Analytics uses the permissions of the Integration User to extract data from Salesforce objects and fields when a dataflow or recipe job runs. Because the Integration User has View All Data access, consider restricting access to particular objects and fields that contain sensitive data. If the dataflow or recipe is configured to extract data from an object or field on which the Integration User does not have permission, the job fails. The Integration User permissions restrict the data extracted from Salesforce only—they don’t affect access to the data in datasets. To restrict user access to data in datasets, set up row-level security.
To enable the interactive preview in recipes, Data Prep uses the Security User. When a user previews the results of a recipe, Data Prep shows only the results that the logged-in user has permission to access. The permissions of the Security User don’t affect the data shown in the preview.
When you query a dataset that has row-level security based on the Salesforce User object, Analytics uses the permissions of the Security User to access the User object and its fields.

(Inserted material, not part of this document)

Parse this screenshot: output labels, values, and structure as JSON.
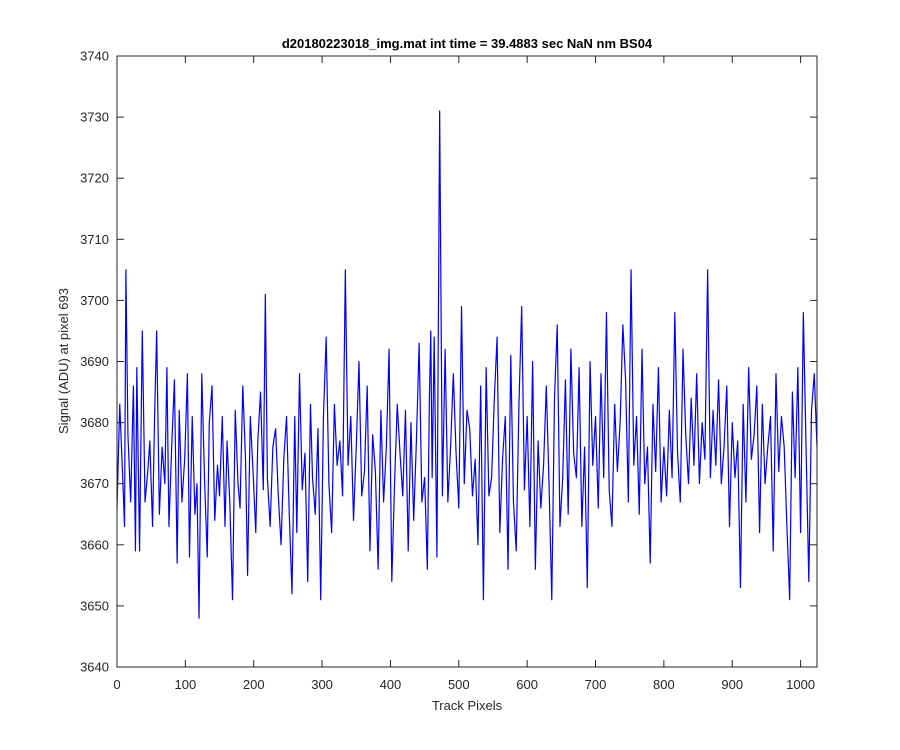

The Security User must have at least read permission on each User object field included in a predicate. (A predicate is a filter condition that defines row-level security for a dataset.) By default, the Security User has read permission on all standard fields of the User object. If the predicate is based on a custom field, then grant the Security User read access on the field. If the Security User does not have read access on all User object fields included in a predicate expression, an error appears when you try to query the dataset using that predicate.